Over a decade ago, four audio tapes and hundreds of execution documents were donated to the Library of the University of Virginia by a former Virginia correctional employee. National Public Radio (NPR) aired excerpts from those long-hidden tapes in January 2023. Shortly thereafter, a representative from the Virginia Department of Corrections (VDOC) then requested the return of all the materials. NPR now reports that only two of the six boxes of material remain available for viewing at the prison, by way of a public records request. The entirety of the four tapes previously aired by NPR can be heard in full on NPR’s website, as well as documents that journalists photographed prior to the documents’ removal.

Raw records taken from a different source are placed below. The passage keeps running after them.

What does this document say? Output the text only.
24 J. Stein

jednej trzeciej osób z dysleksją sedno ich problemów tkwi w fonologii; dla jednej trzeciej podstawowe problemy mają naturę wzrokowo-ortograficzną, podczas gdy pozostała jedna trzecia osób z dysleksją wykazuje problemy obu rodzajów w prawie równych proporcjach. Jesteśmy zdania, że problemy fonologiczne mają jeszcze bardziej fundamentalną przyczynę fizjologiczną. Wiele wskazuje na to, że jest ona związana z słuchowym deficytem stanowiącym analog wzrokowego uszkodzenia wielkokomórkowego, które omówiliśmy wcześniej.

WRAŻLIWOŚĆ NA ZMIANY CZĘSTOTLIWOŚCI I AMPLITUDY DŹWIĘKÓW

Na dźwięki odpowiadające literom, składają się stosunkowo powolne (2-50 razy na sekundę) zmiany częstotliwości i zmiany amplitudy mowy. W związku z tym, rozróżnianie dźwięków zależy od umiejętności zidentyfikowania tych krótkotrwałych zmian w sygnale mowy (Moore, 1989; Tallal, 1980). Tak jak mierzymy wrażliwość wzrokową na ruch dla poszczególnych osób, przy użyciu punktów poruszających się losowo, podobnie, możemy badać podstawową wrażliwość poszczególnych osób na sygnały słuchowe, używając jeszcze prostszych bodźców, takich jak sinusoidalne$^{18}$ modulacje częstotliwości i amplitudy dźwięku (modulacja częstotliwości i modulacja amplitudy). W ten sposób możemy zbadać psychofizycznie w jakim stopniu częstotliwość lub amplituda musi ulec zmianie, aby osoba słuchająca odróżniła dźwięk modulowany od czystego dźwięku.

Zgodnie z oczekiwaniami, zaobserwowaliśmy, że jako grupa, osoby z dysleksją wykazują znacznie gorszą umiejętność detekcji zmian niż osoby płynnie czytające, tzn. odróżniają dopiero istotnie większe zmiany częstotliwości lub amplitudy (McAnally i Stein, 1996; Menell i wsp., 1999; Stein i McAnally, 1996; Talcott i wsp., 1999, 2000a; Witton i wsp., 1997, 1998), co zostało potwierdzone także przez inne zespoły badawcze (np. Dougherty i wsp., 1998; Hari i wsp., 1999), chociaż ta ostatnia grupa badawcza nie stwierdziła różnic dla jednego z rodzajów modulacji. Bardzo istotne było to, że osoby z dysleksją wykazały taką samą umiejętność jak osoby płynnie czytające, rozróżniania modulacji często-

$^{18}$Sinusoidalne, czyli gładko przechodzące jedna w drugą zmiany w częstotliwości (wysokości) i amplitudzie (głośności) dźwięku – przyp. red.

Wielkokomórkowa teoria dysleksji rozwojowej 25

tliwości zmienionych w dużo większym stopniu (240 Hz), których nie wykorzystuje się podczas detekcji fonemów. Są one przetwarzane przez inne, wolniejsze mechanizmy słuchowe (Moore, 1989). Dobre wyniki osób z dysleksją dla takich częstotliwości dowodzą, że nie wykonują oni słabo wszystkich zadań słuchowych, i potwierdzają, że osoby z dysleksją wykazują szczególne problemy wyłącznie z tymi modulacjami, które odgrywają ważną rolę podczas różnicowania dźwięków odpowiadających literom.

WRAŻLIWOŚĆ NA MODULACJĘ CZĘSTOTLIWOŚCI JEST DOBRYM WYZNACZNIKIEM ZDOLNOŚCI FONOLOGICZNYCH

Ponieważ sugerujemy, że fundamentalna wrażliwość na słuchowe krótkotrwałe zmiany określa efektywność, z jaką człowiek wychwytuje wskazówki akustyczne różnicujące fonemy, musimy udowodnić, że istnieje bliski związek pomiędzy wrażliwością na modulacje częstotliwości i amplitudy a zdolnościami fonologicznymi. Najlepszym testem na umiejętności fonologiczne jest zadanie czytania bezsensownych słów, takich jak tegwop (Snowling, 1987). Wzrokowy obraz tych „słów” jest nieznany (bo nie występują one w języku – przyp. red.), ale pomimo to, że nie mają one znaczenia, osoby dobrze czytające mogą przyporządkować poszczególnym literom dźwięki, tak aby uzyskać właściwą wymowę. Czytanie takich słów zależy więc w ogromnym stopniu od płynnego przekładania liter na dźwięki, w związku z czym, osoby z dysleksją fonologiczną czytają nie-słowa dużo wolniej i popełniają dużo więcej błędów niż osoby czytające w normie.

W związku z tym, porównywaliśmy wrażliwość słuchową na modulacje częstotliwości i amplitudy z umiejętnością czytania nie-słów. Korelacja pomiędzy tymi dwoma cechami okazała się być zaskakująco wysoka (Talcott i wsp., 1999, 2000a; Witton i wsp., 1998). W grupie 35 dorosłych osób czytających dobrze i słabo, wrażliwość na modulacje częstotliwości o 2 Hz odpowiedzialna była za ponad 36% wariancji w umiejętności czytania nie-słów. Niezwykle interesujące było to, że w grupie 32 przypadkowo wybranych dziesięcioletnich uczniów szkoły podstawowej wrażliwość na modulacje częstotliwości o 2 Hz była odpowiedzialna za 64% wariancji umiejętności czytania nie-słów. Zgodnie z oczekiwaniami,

Among the documents NPR recently shared with the public are a collection of Polaroid photos (pictured) taken prior to a prisoner’s execution, legal memos, autopsy reports, court records, death certificates, and handwritten notes. Originally kept secret due to purported concerns that activists would use them to stop future executions, a representative from VDOC told NPR via email that the files contain “sensitive health, security, and personnel information about former inmates, victims, and VADOC employees, which makes them private in nature.”
According to NPR, their investigation “can now reveal the tapes show the prison neglected to record key evidence during what was considered one of Virginia’s worst executions, and staff appeared unprepared for some of the jobs they were tasked to do in the death chamber.”